PATH and Digital Square published the document A Health Data Science Exchange: Accelerating the appropriate use of data science to close the health equity gap, as part of their collaborative project to share diverse experiences within public health in different countries and contexts.
Digital Square is an initiative dedicated to promoting Digital Health to provide greater access to high-quality health services. Countries constantly seek to improve their health systems and services through continuous efforts to find new tools for their development, such as Digital Health, data science, Artificial Intelligence and machine learning, among others. One of the Sustainable Development Goals within Health and Wellbeing includes achieving universal health coverage and access to medicines and vaccines.
The digitization of health systems has strengthened them and also provides greater security and efficiency in decision making. For example, data science in health, the production of data and information on complex situations such as epidemiological surveillance, or the management of resources in hospitals have a great opportunity for improvement thanks to data science. "As digital technologies become more sophisticated and become more deeply integrated into health systems, governments require data science tools and technical capacity to make full use of available data," the authors explain within the document.
Currently data science, according to the document, has "limited evidence and knowledge of what investments in data science generate impact, in part due to a lack of investment in applied research and research methods." In addition, the lack of globally accepted criteria to evaluate data science assets prevails, creating more barriers in the massive use of data science and the benefits it has according to the context of each country. But, without a doubt, one of the main challenges facing health data science is low visibility and scope, which makes it difficult for decision makers in countries to know the complete ecosystem of the data that is at their disposal.
The document shows how data science can contribute to strengthening the health system:
- Problem identification: Health system administrators and other stakeholders identify questions that may be data scientific and that can be informed using data.

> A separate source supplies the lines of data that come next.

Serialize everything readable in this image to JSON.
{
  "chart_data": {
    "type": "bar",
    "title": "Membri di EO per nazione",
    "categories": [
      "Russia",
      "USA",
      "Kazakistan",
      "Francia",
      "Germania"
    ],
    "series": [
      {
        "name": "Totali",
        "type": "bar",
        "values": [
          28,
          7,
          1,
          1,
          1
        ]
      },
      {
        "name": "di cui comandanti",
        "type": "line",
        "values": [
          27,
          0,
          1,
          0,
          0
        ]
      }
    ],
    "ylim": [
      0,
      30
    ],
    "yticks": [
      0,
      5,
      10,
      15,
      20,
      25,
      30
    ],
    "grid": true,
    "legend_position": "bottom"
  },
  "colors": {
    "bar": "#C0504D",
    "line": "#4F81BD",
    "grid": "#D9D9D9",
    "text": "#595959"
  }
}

- Data capture: Data is captured through Digital Health tools by front-line health personnel or health systems administrators. The data is also integrated from non-health specific data sources.
- Data transformation: Data is processed, analyzed and visualized to create relevant and actionable information for decision makers and policy makers.
- Data for impact: Decision makers implement data-driven measures to increase the effectiveness, efficiency, or scope of health system performance.
- Health system improvements: Health systems improvements lead to responsible, affordable, accessible and reliable health care.
The authors propose, to accelerate the proper use of data science tools and approaches, an exchange through a platform to learn about different data science assets and how data assets can be leveraged more efficiently in health systems.
“A Health Data Science Exchange would be a virtual space to bring together stakeholders with data science assets, operational guidance, use cases, and other resources that support the strengthening of low-resource health systems”.
The document shows examples of how data science and digital technologies helped create a strategy for maternal and newborn health in India, and how, through data analysis, health authorities managed to eradicate malaria in Zambia.